Hierna zijn voorbeelden beschreven die in beginsel niet vergunningplichtig zijn en gevat kunnen worden onder normale onderhouds- of exploitatiewerkzaamheden.
Voorbeelden van normaal agrarisch gebruik
Voorbeelden van normaal bosbeheer
Aangezien de initiatieven van dusdanig kleinschalige omvang zijn, is het niet relevant om in het kader van dit plan nader in te gaan op het nationale beleid inzake het landelijk gebied.
De Omgevingsvisie is het provinciale beleidsplan voor de fysieke leefomgeving van Overijssel. Leidende thema's in de Omgevingsvisie zijn duurzaamheid en ruimtelijke kwaliteit.
In de Omgevingsvisie zijn opgaven, kansen, beleidsambities en ruimtelijke kwaliteitsambities voor de provincie geschetst in ontwikkelingsperspectieven voor de groene en stedelijke omgeving. De hier beschreven percelen liggen geheel in het landelijk gebied en zijn aangeduid als ontwikkelingsperspectief 'Buitengebied accent veelzijdige gebruiksruimte'. In dit ontwikkelingsperspectief is sprake van verweving van functies. Gebieden voor gespecialiseerde landbouw, mengvormen van landbouw-recreatie-zorg, landbouw-natuur en landbouw-water, bijzondere woon-, werk- en recreatiemilieus, die de karakteristieke gevarieerde opbouw van het cultuurlandschappen in deze gebieden versterken.
Duurzaamheid wordt volgens de visie gerealiseerd door een transparante en evenwichtige afweging van ecologische, economische en sociaal-culturele beleidsambities.
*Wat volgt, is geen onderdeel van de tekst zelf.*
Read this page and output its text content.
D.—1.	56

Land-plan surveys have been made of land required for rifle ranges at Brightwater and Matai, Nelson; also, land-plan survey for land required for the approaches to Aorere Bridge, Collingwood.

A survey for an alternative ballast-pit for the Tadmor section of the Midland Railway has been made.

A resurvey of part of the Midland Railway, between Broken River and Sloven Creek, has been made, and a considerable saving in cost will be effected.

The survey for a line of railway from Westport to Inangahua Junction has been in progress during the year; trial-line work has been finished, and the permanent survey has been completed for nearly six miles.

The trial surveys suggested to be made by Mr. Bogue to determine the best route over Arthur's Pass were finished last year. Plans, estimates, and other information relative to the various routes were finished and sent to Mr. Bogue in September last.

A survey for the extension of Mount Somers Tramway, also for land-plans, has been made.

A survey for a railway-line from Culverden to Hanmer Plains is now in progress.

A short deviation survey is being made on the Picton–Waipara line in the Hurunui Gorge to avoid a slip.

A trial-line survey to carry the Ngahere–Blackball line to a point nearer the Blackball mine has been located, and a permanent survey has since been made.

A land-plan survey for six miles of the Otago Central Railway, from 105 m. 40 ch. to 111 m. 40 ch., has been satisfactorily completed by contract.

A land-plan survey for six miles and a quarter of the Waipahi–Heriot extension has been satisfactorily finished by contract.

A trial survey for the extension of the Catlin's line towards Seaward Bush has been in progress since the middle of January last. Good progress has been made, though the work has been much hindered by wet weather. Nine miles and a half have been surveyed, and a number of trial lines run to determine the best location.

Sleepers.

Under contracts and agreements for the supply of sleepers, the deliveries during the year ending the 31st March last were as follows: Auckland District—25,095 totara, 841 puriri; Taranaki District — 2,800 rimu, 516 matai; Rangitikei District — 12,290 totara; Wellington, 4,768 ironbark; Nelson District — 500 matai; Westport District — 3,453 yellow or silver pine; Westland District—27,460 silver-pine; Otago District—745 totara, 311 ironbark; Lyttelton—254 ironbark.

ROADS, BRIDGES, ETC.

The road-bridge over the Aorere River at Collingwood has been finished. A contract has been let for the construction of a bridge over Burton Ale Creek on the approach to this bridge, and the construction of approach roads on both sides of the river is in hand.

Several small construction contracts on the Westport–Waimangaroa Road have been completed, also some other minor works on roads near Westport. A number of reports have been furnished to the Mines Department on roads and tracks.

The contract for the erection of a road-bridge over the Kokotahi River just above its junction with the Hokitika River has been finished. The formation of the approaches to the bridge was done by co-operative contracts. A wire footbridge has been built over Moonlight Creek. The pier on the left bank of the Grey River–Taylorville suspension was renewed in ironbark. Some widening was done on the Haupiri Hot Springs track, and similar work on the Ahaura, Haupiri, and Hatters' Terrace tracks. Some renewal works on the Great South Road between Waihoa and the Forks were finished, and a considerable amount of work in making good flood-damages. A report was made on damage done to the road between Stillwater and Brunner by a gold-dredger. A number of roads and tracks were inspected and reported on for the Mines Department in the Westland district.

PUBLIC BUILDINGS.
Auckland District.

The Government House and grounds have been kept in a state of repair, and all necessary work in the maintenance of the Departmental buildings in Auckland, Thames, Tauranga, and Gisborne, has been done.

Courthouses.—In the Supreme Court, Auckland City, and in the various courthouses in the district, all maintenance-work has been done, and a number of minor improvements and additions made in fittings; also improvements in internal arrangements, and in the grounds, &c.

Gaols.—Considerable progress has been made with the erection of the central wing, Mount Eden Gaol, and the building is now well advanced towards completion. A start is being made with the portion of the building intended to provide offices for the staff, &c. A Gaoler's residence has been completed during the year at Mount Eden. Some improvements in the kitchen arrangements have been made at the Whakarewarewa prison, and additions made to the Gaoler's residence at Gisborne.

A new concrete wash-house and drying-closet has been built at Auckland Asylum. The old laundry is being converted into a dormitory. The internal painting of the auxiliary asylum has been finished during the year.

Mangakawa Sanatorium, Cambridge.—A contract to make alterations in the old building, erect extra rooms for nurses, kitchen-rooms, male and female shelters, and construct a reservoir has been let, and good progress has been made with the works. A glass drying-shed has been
Ruimtelijke kwaliteit wordt volgens de visie gerealiseerd door, naast bescherming, vooral in te zetten op de verbinding van bestaande kwaliteiten en nieuwe ontwikkelingen. Het uitgangspunt hierbij zijn de gebiedskenmerken van provinciaal belang. Dit zijn de ruimtelijke kenmerken van een gebied of een gebiedstype die bepalend zijn voor de karakteristiek en kwaliteit ervan. In de gekozen benadering zijn de natuurlijke laag, de laag van het agrarisch cultuurlandschap, de stedelijke laag en de lust- en leisurelaag bepalend voor de kenmerken van een gebied. De lagen zijn altijd met elkaar verbonden. Vaak liggen de lagen over elkaar heen en hebben plekken te maken met kenmerken van verschillende lagen, maar het kan ook zijn dat een bepaalde laag domineert.
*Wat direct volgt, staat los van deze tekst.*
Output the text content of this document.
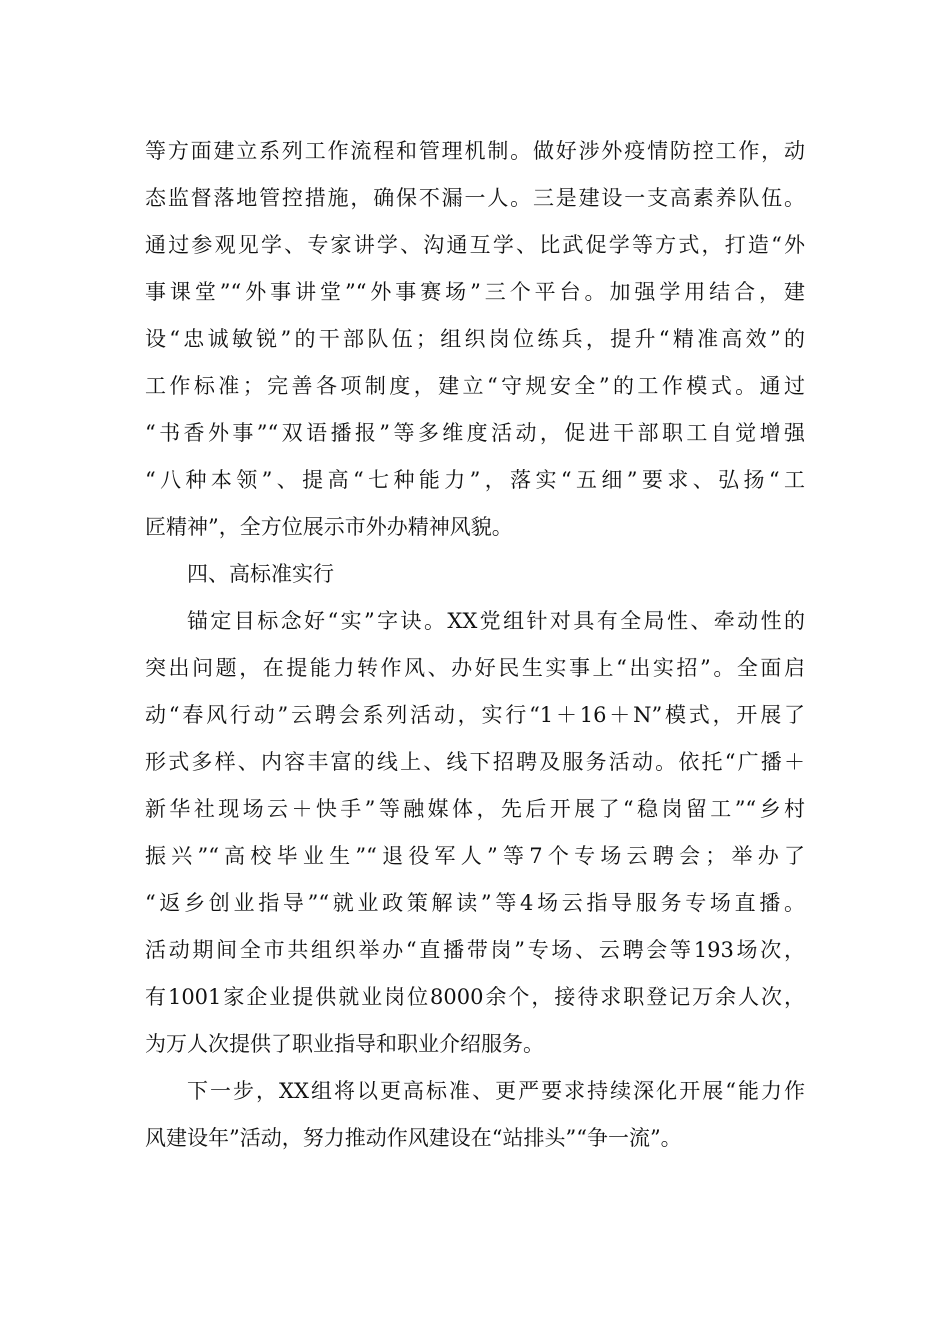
等方面建立系列工作流程和管理机制。做好涉外疫情防控工作，动
态监督落地管控措施，确保不漏一人。三是建设一支高素养队伍。
通过参观见学、专家讲学、沟通互学、比武促学等方式，打造“外
事课堂”“外事讲堂”“外事赛场”三个平台。加强学用结合，建
设“忠诚敏锐”的干部队伍；组织岗位练兵，提升“精准高效”的
工作标准；完善各项制度，建立“守规安全”的工作模式。通过
“书香外事”“双语播报”等多维度活动，促进干部职工自觉增强
“八种本领”、提高“七种能力”，落实“五细”要求、弘扬“工
匠精神”，全方位展示市外办精神风貌。
四、高标准实行
锚定目标念好“实”字诀。XX党组针对具有全局性、牵动性的
突出问题，在提能力转作风、办好民生实事上“出实招”。全面启
动“春风行动”云聘会系列活动，实行“1＋16＋N”模式，开展了
形式多样、内容丰富的线上、线下招聘及服务活动。依托“广播＋
新华社现场云＋快手”等融媒体，先后开展了“稳岗留工”“乡村
振兴”“高校毕业生”“退役军人”等7个专场云聘会；举办了
“返乡创业指导”“就业政策解读”等4场云指导服务专场直播。
活动期间全市共组织举办“直播带岗”专场、云聘会等193场次，
有1001家企业提供就业岗位8000余个，接待求职登记万余人次，
为万人次提供了职业指导和职业介绍服务。
下一步，XX组将以更高标准、更严要求持续深化开展“能力作
风建设年”活动，努力推动作风建设在“站排头”“争一流”。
Op basis van gebiedskenmerken in vier lagen (natuurlijke laag, laag van agrarisch cultuurlandschap, stedelijke laag en lust- en leisurelaag) gelden specifieke kwaliteitsvoorwaarden en -opgaven voor ruimtelijke ontwikkelingen. De bij de Omgevingsvisie behorende bijlage Catalogus Gebiedskenmerken geeft meer in detail inzicht in de kenmerken van verschillende gebieden en wat in die gebiedskenmerken van provinciaal belang is voor hoe een ontwikkeling invulling krijgt. Door ontwikkeling conform de catalogus wordt de identiteit en diversiteit van dorpen (en steden) versterkt.
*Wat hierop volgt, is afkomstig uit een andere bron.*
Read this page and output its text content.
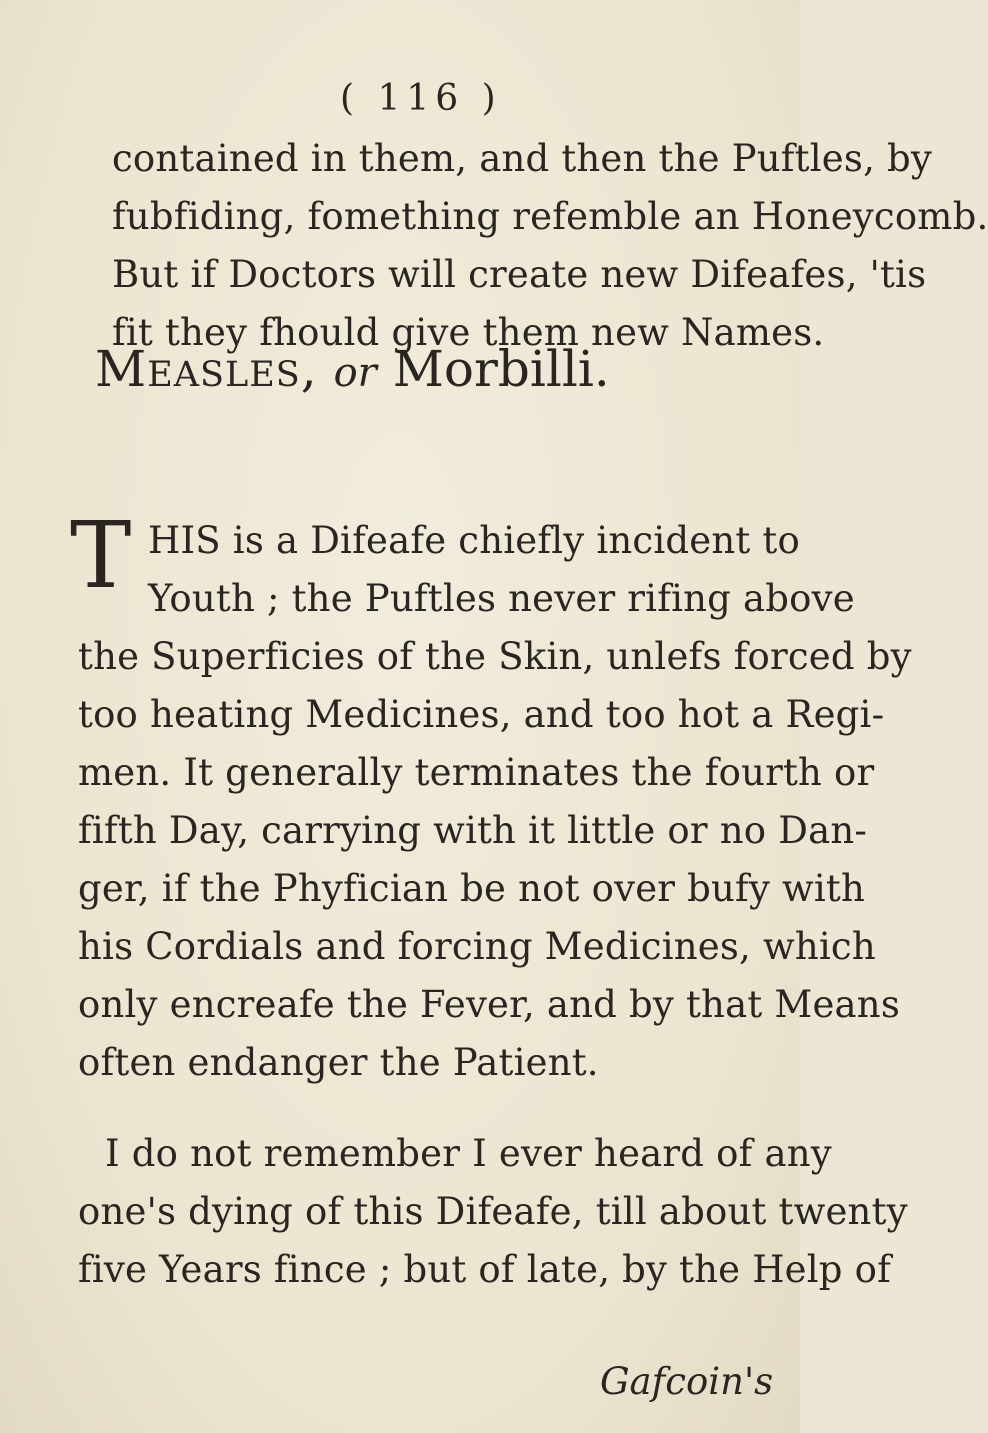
( 116 )
contained in them, and then the Puftles, by
fubfiding, fomething refemble an Honeycomb.
But if Doctors will create new Difeafes, 'tis
fit they fhould give them new Names.
Measles, or Morbilli.
T HIS is a Difeafe chiefly incident to
Youth ; the Puftles never rifing above
the Superficies of the Skin, unlefs forced by
too heating Medicines, and too hot a Regi-
men. It generally terminates the fourth or
fifth Day, carrying with it little or no Dan-
ger, if the Phyfician be not over bufy with
his Cordials and forcing Medicines, which
only encreafe the Fever, and by that Means
often endanger the Patient.
I do not remember I ever heard of any
one's dying of this Difeafe, till about twenty
five Years fince ; but of late, by the Help of
Gafcoin's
Toetsing van de initiatieven aan de uitgangspunten van de Omgevingsvisie Overijssel 2009
Generieke beleidskeuzes
Generieke beleidskeuzes zijn keuzes die bepalend zijn voor de vraag of de ontwikkelingen nodig, dan wel mogelijk zijn.
Alle gronden die in het voorliggende bestemmingsplan beschreven zijn liggen binnen het plangebied van het reconstructieplan. De betreffende gronden nabij de beek en de Viekboerweg liggen binnen het verwevingsgebied.
Omdat de gronden niet gebruikt worden voor bebouwing en de functies 'agrarische cultuurgrond' en 'bos' eigenlijk alleen verplaatst worden, wordt niet verder op het reconstructieplan ingegaan. Deze functies vormen geen belemmering voor de doelen van de reconstructie.
Verder is het plangebied gelegen binnen het Nationaal Landschap Noordoost-Twente. Ook hierop wordt niet verder ingegaan, omdat de betreffende functies prima binnen de waarden van het Nationaal Landschap passen.
Ontwikkelingsperspectieven
Met de ontwikkelingsperspectieven wordt de ruimtelijke ontwikkelingsvisie van de provincie Overijssel vormgegeven. Hiervoor gelden de gebiedskenmerken als onderligger. Het ontwikkelingsperspectief geeft een hoofdkoers op provinciaal niveau. Dit vraagt maatwerk op lokaal niveau. De ontwikkelingsperspectieven zijn dan ook niet normstellend maar richtinggevend.
De percelen behoren, zoals geschreven, tot het ontwikkelingsperspectief 'Buitengebied accent veelzijdige gebruiksruimte (mixlandschap)'. De voorliggende locaties zijn gesitueerd in het landelijk gebied van de gemeente. De wisseling van de functie 'agrarische cultuurgrond' met 'bos' sluiten aan bij het gewenste veelzijdige karakter van het ontwikkelingsperspectief.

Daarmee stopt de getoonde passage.